El papa San Pablo VI, en el discurso que pronunció con ocasión de la promulgación de la Constitución Dogmática sobre la Iglesia, del Concilio Vaticano II, reconocía y declaraba a “María Santísima, Madre de la Iglesia”. En aquel momento, los padres conciliares, puestos en pie, aplaudieron con entusiasmo y alegría, expresando así su homenaje a la Madre del Hijo de Dios, a nuestra Madre y a la Madre de la Iglesia.
María, del mismo modo que acompañó a los discípulos de su Hijo, después del encargo recibido de Él junto a la cruz, hoy sigue acompañando y protegiendo con su corazón maternal a todos los cristianos y a cuantos aún no han tenido la dicha de conocer a su Salvador hasta que todos podamos vernos felizmente reunidos, en paz y concordia, en el único Pueblo de Dios para gloria de la Santísima Trinidad (LG 69).

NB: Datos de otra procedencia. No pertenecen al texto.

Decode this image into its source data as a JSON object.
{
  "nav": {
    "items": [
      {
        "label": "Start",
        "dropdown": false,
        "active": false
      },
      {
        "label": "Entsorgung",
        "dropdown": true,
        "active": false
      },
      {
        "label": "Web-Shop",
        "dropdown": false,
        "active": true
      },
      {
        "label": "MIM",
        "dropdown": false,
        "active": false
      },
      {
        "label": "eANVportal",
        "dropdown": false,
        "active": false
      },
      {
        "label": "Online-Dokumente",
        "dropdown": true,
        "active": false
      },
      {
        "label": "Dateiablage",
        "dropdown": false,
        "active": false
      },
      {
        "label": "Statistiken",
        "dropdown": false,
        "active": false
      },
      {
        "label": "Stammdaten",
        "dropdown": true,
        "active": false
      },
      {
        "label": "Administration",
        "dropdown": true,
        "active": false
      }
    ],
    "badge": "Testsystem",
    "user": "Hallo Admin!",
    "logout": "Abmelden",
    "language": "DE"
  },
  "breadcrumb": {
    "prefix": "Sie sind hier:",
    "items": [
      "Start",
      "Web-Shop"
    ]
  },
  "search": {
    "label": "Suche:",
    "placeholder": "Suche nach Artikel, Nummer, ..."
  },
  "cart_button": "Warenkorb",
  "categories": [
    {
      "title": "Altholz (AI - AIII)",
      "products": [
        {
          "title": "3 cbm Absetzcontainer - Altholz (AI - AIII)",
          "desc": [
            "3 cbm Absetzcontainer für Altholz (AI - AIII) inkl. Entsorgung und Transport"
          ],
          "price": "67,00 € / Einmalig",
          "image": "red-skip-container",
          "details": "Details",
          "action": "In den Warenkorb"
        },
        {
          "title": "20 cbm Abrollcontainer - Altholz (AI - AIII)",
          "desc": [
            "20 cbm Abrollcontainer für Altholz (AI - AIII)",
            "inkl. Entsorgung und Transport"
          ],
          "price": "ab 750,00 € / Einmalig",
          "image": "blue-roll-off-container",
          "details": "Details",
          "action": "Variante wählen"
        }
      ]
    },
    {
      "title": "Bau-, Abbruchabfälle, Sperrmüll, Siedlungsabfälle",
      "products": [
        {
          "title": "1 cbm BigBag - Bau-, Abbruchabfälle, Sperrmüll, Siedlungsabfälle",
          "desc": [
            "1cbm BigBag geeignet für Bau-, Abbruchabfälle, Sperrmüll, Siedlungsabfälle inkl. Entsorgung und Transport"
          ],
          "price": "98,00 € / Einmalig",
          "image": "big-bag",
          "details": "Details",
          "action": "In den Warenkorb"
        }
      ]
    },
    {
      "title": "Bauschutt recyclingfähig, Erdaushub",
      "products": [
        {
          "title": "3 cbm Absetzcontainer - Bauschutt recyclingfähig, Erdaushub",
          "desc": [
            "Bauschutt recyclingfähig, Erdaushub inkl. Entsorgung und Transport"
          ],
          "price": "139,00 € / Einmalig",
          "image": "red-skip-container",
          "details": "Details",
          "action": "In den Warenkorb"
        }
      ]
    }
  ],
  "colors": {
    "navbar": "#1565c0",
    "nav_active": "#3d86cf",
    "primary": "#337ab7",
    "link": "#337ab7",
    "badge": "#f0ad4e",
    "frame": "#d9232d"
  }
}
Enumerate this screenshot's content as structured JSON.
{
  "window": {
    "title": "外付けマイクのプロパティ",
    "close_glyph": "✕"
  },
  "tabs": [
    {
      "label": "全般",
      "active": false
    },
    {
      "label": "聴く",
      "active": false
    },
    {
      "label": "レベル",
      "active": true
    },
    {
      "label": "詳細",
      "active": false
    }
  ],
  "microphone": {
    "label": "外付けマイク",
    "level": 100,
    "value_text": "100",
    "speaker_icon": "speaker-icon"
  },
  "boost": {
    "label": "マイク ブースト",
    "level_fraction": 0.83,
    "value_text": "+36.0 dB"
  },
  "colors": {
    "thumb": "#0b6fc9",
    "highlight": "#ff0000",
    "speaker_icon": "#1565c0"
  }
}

Confiados en la protección y la fidelidad de la Madre, millones de hombres y mujeres de todos los países del mundo se dirigen a Ella cada día en sus santuarios para que permanezca siempre a su lado y para que les muestre el verdadero camino que han de recorrer para llegar al encuentro con el Padre por toda la eternidad.
María nos sólo está atenta a las necesidades de sus hijos, como hizo en las bodas de Cana con los jóvenes esposos, a los que les faltaba el vino, sino que también nos habla por medio del testimonio de su entrega incondicional al Padre y a los hermanos. Ella siempre nos invita a confiar en su Hijo, a escuchar sus palabras y a dejarle franquear la puerta de nuestro corazón para que renueve la fe heredada de
nuestros mayores.
Cuando respondemos de verdad a Dios, como lo hizo María, percibimos que nuestra existencia recibe una luz nueva. De este modo, en medio del sufrimiento, podemos experimentar el consuelo; ante las dificultades de la vida, percibimos nuevo aliento; y cuando aparecen las oscuridades en el camino, experimentamos una nueva luz que nos permite afrontarlas con paz.
La contemplación de la Santísima Virgen y la acogida de sus enseñanzas, pueden ayudarnos a todos sus hijos a pasar del egoísmo al servicio, de la soledad a la comunión con nuestros semejantes, del sufrimiento a la confianza, de la tristeza a la alegría de sabernos amados por su Hijo y acompañados por Él en todos los momentos de la vida.
Pongamos nuestra confianza en la Madre del cielo, demos gracias a Dios por haberla puesto en nuestro camino como faro luminoso y pidámosle que, transformados interiormente por esta luz, podamos ofrecerla a nuestros hermanos. En comunión con María, sigamos contemplando los misterios del Santo Rosario y no dejemos de pedir su protección para nosotros y para todas las personas que sufren.